J5NEWSROOM.COM, Surabaya – Operasi tangkap tangan terhadap tiga hakim Pengadilan Negeri Surabaya, yang menyidangkan kasus terdakwa Ronald Tannur dan memutuskan pembebasan anak mantan anggota DPR tersebut, mengindikasikan bahwa lembaga peradilan di Indonesia masih terpengaruh oleh korupsi. Ketiga hakim ditangkap saat menerima suap pada tanggal 23 Oktober, pada hari yang sama ketika Mahkamah Agung menerima permohonan kasasi dari jaksa penuntut umum dan membatalkan putusan bebas Ronald Tannur.

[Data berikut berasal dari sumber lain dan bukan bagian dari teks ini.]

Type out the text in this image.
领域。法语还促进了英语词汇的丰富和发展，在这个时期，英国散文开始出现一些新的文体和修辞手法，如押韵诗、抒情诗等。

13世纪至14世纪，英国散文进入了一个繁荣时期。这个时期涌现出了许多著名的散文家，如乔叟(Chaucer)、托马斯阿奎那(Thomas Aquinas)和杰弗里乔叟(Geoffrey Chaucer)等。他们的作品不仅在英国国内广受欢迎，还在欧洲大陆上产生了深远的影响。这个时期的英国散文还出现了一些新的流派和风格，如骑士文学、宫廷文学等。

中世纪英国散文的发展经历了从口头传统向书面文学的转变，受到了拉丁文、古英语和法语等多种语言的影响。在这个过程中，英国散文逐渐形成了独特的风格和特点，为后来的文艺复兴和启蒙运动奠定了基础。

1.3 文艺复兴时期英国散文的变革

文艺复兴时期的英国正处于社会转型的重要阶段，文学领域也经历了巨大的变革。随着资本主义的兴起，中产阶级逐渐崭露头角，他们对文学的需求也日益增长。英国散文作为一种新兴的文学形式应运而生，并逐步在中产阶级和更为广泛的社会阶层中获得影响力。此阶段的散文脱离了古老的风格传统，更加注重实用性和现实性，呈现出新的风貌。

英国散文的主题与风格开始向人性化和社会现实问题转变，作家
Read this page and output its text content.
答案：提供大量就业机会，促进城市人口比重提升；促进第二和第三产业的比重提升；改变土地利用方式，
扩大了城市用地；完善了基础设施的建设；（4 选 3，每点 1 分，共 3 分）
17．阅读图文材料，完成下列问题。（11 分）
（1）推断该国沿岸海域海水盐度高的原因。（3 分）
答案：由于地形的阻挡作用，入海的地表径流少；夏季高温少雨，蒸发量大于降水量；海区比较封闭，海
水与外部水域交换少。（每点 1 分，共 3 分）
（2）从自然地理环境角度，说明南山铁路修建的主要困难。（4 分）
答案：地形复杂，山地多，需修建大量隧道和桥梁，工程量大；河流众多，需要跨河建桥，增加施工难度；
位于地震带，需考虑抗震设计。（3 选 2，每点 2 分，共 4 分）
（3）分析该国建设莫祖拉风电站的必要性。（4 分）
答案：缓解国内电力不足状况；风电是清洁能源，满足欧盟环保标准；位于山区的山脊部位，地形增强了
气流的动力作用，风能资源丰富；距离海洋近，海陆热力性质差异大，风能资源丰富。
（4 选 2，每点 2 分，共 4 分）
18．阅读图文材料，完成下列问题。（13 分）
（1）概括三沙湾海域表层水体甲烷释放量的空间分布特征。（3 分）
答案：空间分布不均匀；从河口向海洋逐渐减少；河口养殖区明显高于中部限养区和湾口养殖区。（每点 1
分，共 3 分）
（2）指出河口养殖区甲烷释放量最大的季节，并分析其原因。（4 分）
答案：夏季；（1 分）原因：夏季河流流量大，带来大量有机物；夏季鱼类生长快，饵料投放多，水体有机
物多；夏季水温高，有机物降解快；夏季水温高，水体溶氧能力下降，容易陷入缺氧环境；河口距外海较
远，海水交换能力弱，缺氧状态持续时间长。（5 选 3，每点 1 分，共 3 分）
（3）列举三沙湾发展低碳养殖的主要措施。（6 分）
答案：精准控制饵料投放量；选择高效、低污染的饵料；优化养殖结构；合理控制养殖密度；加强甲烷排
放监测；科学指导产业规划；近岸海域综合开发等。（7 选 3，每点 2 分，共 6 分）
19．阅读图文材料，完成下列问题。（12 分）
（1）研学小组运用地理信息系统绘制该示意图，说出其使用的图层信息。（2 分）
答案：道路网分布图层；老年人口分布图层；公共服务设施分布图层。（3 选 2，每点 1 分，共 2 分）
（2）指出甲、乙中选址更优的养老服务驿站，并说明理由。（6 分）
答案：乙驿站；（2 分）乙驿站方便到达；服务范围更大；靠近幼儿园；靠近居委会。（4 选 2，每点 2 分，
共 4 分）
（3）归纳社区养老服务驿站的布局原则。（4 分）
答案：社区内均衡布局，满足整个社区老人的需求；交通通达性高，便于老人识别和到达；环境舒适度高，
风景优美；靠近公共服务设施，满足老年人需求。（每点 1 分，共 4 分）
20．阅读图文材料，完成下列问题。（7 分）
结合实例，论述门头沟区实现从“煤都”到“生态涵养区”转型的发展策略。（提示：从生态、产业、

Keputusan untuk membebaskan Ronald Tannur yang ditetapkan oleh hakim Erintuah Damanik, Mangapul, dan Hari Hanindyo pada bulan Juli lalu, dinilai janggal sejak awal karena mengabaikan fakta mengenai penyebab kematian Dini Sera Afriyanti, pacar terdakwa yang berusia 29 tahun.
Pakar Hukum: Fakta Hukum Jelas, Namun Putusan 3 Hakim Janggal
Suhartati, seorang pakar hukum dari Universitas Surabaya, menyatakan bahwa fakta dan kesaksian di persidangan seharusnya sudah cukup untuk menunjukkan penyebab kematian korban. Ironisnya, putusan hakim justru mengabaikan semua bukti dan keterangan saksi yang memberatkan terdakwa.
“Fakta penyebab kematian sudah jelas dari hasil visum dan keterangan ahli. Saya juga melakukan analisis terkait putusan tersebut, dan memang ada kejanggalan di dalamnya,” ujar Suhartati.
Ketiga hakim yang ditangkap saat menerima suap masih ditahan oleh Kejaksaan Tinggi Jawa Timur. Dalam operasi tangkap tangan itu, ditemukan barang bukti berupa uang tunai miliaran rupiah dan bukti transaksi suap yang melibatkan pengacara terdakwa. Suhartati menambahkan bahwa semua pihak yang terlibat dalam kasus suap ini layak dikenakan pasal suap dan gratifikasi sesuai Undang-Undang Tindak Pidana Korupsi.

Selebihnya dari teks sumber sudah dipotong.